Faz algum tempo, nasceu um discurso. Deve ter sido chocado no XIX, quebrou a casca dos ovos no começo do XX e veio serpenteando até nossos dias. Esgueirou-se sinuosamente por entre duas guerras mundiais, a grande crise de 29, nazismo, fascismo, stalinismo, bombas atômicas, guerra fria, homem na lua, ditaduras militares, crise, queda e construção de muros, neoliberalismo, crise. Avançando sub-repticiamente, em ziguezagues, alcançou o status de verdade e alojou-se nas mentes, mesmo as mais inteligentes. Aí foi onde, ironicamente, criou as raízes mais profundas. Arrastando-se pelo chão, andando, movendo-se tortuosamente, elevou-se a uma categoria pura e plena: a das ideias ornadas de lama, limbo, musgos e superstições.

Há um bom tempo ouvimos que "a ciência falhou em promover bem-estar à  humanidade"; que "a fé nesta ciência revelou-se um erro".

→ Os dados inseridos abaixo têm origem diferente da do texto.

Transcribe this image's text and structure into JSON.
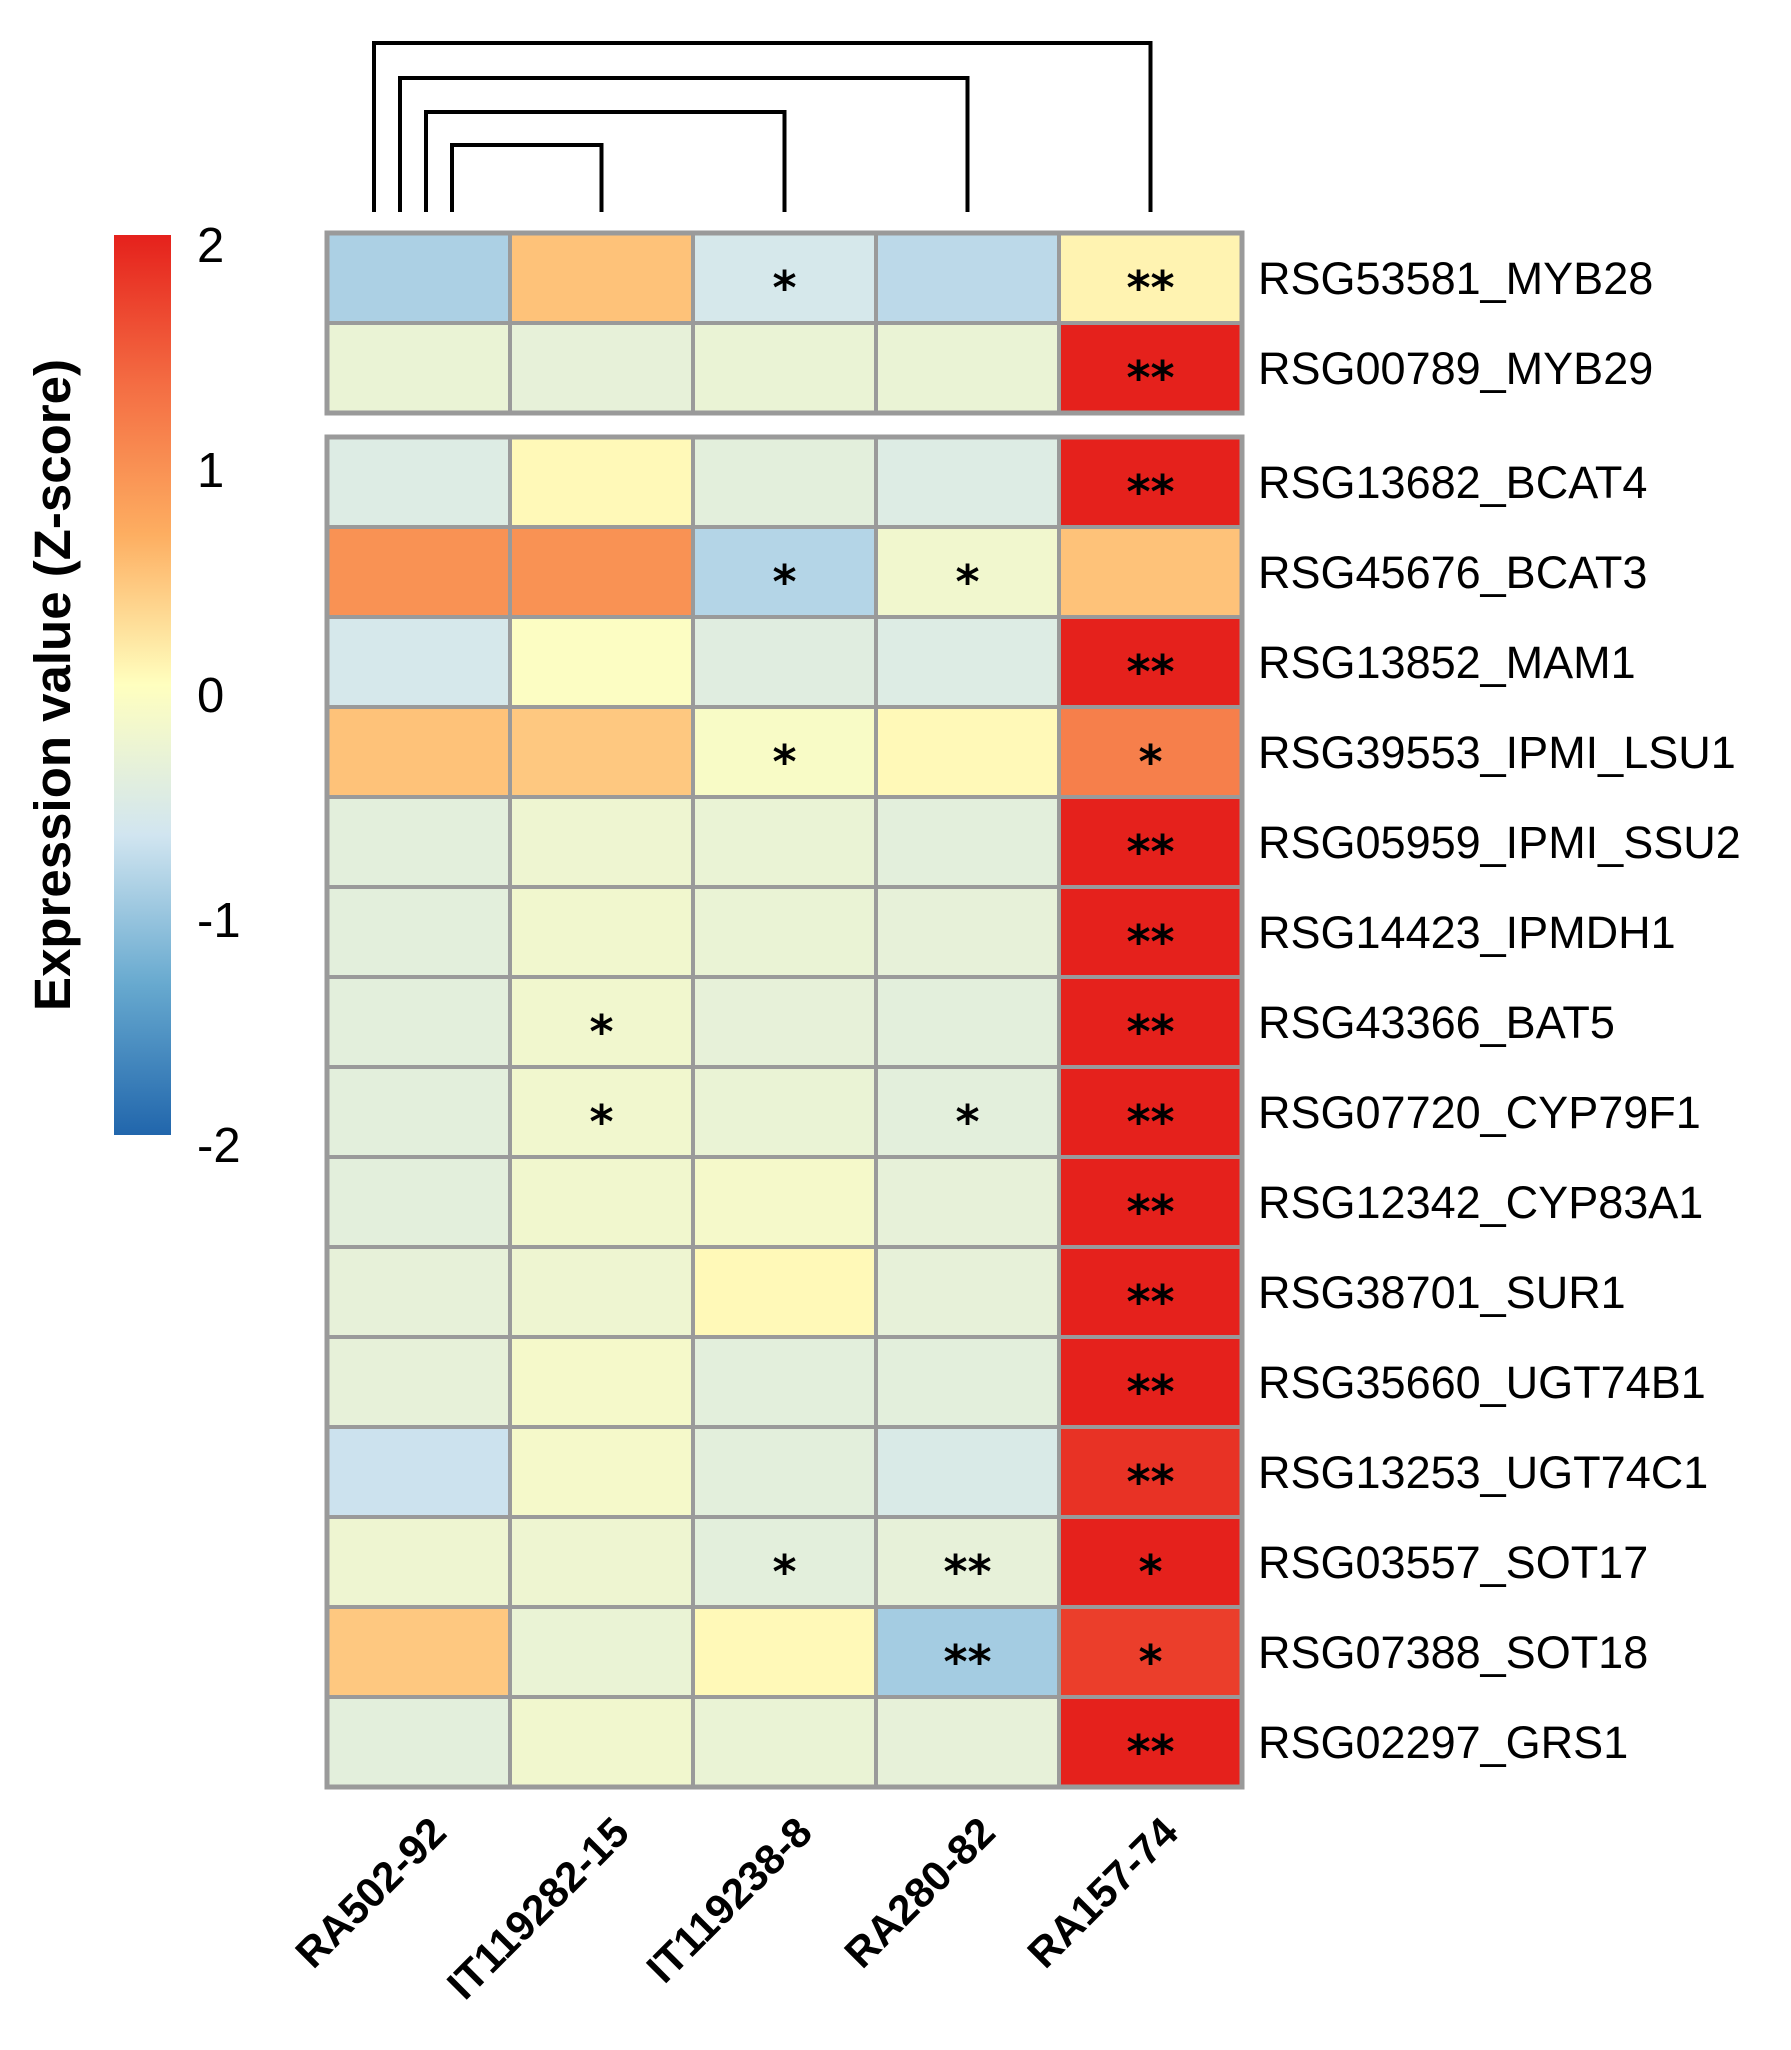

Pondé parafraseia Pascal, que, referindo-se a Descartes, provavelmente louvava a matemática, sempre exata na quantificação do vasto e grande mundo, em contraposição à filosofia, sempre incerta, apesar da simples tarefa de desvendar como funcionam as pequenas relações humanas. Há nisso mais ideologia política e religião do que, propriamente, ciência. Afinal, falhou a ciência ou falharam os homens de ciência? É importante revelar o tempo todo o que somos: agentes. Se o resultado de nossa atuação acarreta prejuízos, deve-se apontar quais sejam. Principalmente quando se sente um rebaixamento aviltante da espiritualidade – de dimensões humanas que se perdem. O funcionamento de um mundo humano depende de descobrirmos a causa magna de seu movimento, para adequá-lo a nossos desejos.

Ao longo do século XX o grosso da produção científica teve em vista este objetivo? Que significam os bilhões das naves espaciais de ontem e de hoje?